There’s an article from the basketball world on the characteristics of a good assistant coach. I know as volleyball coaches – especially in the US – there is a tendency toward animosity when it comes to that other sport we have to share our court space (and sometimes our players) with. Coaching is coaching, though, so I recommend you give it a read. It’ll be quick, I promise.

You’ll note that top of the list is loyalty. I’ve written about this myself before – most recently in Assistant coaches acting unprofessionally. Loyalty also topped the list when I asked one of the Volleyball Coaching Wizards I interviewed about that he looked for in his assistants.

To quote the above post:

“Assistant coaches need to understand that it is the head coach’s program and they are there to help the head coach succeed. You need to support the head coach in all decisions and help them fulfill their vision for the team. Everything you do is to help the head coach and the program succeed.”

I firmly believe that head coaches also have a reciprocal responsibility to their assistant coaches. This is especially true for those who are early in their careers. Think about it, though. Is your head coach likely to do positive things for you if you aren’t supporting them and their efforts? Would you in their shoes?

There are two other key characteristics of a good assistant coach mentioned in the piece. One is anticipating the head coaches needs. The other is not simply being a “yes” man. The personality of head coaches vary, of course, in terms of how much push-back they are willing to accept. You need to walk the line between providing constructive thoughts and ideas and being argumentative.

You also need to keep in mind that the head coach has the final call and not pout when you don’t get your way. As an assistant, I’ve had my share of times when I disagreed with what a head coach did. Sometimes it made me angry. What I didn’t do, though, was act out or undermine the head coach in any way. It wouldn’t have done anyone any good.

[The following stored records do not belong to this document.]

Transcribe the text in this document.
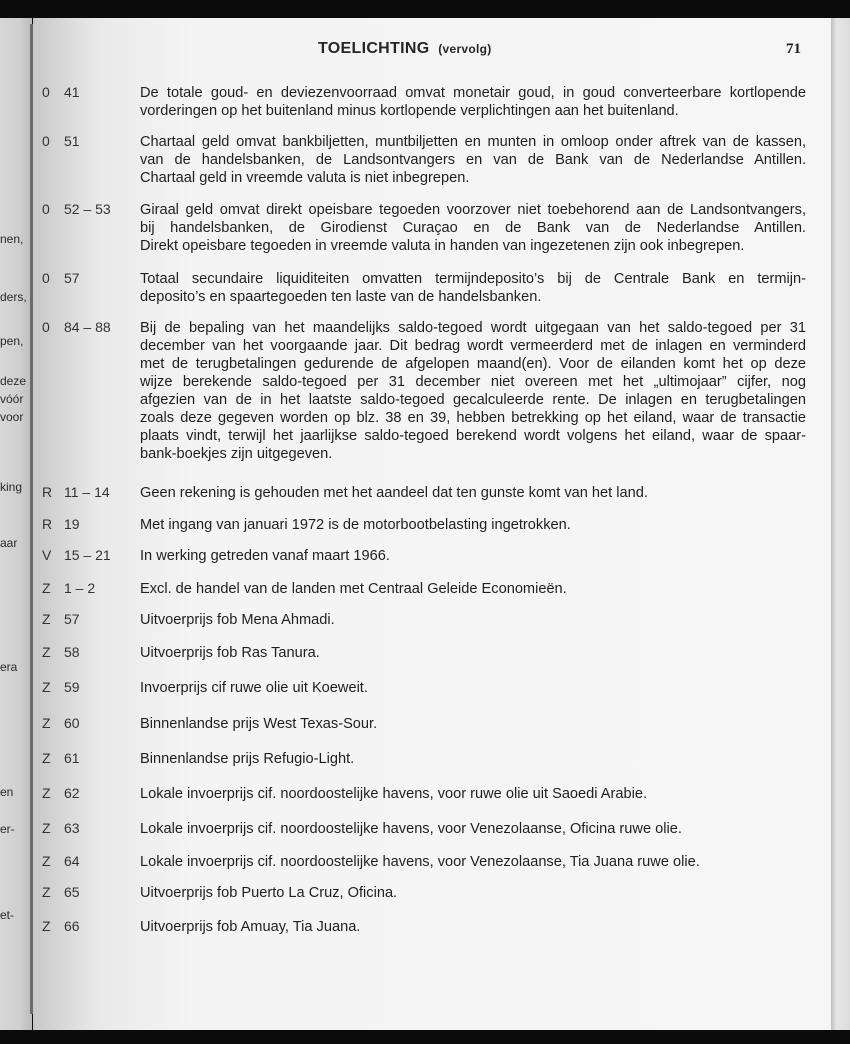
nen,
ders,
pen,
deze
vóór
voor
king
aar
era
en
er-
et-
TOELICHTING (vervolg)	71
0 41	De totale goud- en deviezenvoorraad omvat monetair goud, in goud converteerbare kortlopende
vorderingen op het buitenland minus kortlopende verplichtingen aan het buitenland.
0 51	Chartaal geld omvat bankbiljetten, muntbiljetten en munten in omloop onder aftrek van de kassen,
van de handelsbanken, de Landsontvangers en van de Bank van de Nederlandse Antillen.
Chartaal geld in vreemde valuta is niet inbegrepen.
0 52 – 53 Giraal geld omvat direkt opeisbare tegoeden voorzover niet toebehorend aan de Landsontvangers,
bij handelsbanken, de Girodienst Curaçao en de Bank van de Nederlandse Antillen.
Direkt opeisbare tegoeden in vreemde valuta in handen van ingezetenen zijn ook inbegrepen.
0 57	Totaal secundaire liquiditeiten omvatten termijndeposito’s bij de Centrale Bank en termijn-
deposito’s en spaartegoeden ten laste van de handelsbanken.
0 84 – 88 Bij de bepaling van het maandelijks saldo-tegoed wordt uitgegaan van het saldo-tegoed per 31
december van het voorgaande jaar. Dit bedrag wordt vermeerderd met de inlagen en verminderd
met de terugbetalingen gedurende de afgelopen maand(en). Voor de eilanden komt het op deze
wijze berekende saldo-tegoed per 31 december niet overeen met het „ultimojaar” cijfer, nog
afgezien van de in het laatste saldo-tegoed gecalculeerde rente. De inlagen en terugbetalingen
zoals deze gegeven worden op blz. 38 en 39, hebben betrekking op het eiland, waar de transactie
plaats vindt, terwijl het jaarlijkse saldo-tegoed berekend wordt volgens het eiland, waar de spaar-
bank-boekjes zijn uitgegeven.
R 11 – 14 Geen rekening is gehouden met het aandeel dat ten gunste komt van het land.
R 19	Met ingang van januari 1972 is de motorbootbelasting ingetrokken.
V 15 – 21 In werking getreden vanaf maart 1966.
Z 1 – 2	Excl. de handel van de landen met Centraal Geleide Economieën.
Z 57	Uitvoerprijs fob Mena Ahmadi.
Z 58	Uitvoerprijs fob Ras Tanura.
Z 59	Invoerprijs cif ruwe olie uit Koeweit.
Z 60	Binnenlandse prijs West Texas-Sour.
Z 61	Binnenlandse prijs Refugio-Light.
Z 62	Lokale invoerprijs cif. noordoostelijke havens, voor ruwe olie uit Saoedi Arabie.
Z 63	Lokale invoerprijs cif. noordoostelijke havens, voor Venezolaanse, Oficina ruwe olie.
Z 64	Lokale invoerprijs cif. noordoostelijke havens, voor Venezolaanse, Tia Juana ruwe olie.
Z 65	Uitvoerprijs fob Puerto La Cruz, Oficina.
Z 66	Uitvoerprijs fob Amuay, Tia Juana.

The bottom line is that, in terms of your own career prospects, the better you help the team and head coach look, the better you will look to future employers. If you bring discord to the team it’s not going to help in that regard – even if you think you’re “right”.

John Forman
About the Author: John Forman
John currently coaches for an NCAA Division II women's team. This follows a stint as head coach for a women's professional team in Sweden. Prior to that he was the head coach for the University of Exeter Volleyball Club BUCS teams (roughly the UK version of the NCAA) while working toward a PhD. He previously coached in Division I of NCAA Women's Volleyball in the US, with additional experience at the Juniors club level, both coaching and managing, among numerous other volleyball adventures. Learn more on his bio page.

2 comments

  1. Chloe says:

    This is dumb. Assistant coaches are human beings with options too. Just because some older coach has too much pride to listen to someone else’s ideas does not make it okay to be rude and comdescending. I’m not saying that there shouldn’t be respect for a head coach, but making the assistant coach role one that is basically an object that’s there to obey anything and everything the coach says without any input of their own or voice is greedy, wrong, and coming from a place of some serious insecurity. If you’re not okay sharing ideas or treating someone who literally just wants to LEARN from you with respect then you need to check your self before tearing down others.

    • John Forman John Forman says:

      Chloe – Where in this article do I suggest that it’s “okay to be rude and condescending”? I explicitly state that head coaches have a reciprocal responsibility to their assistants. That’s basically the opposite of rude and condescending.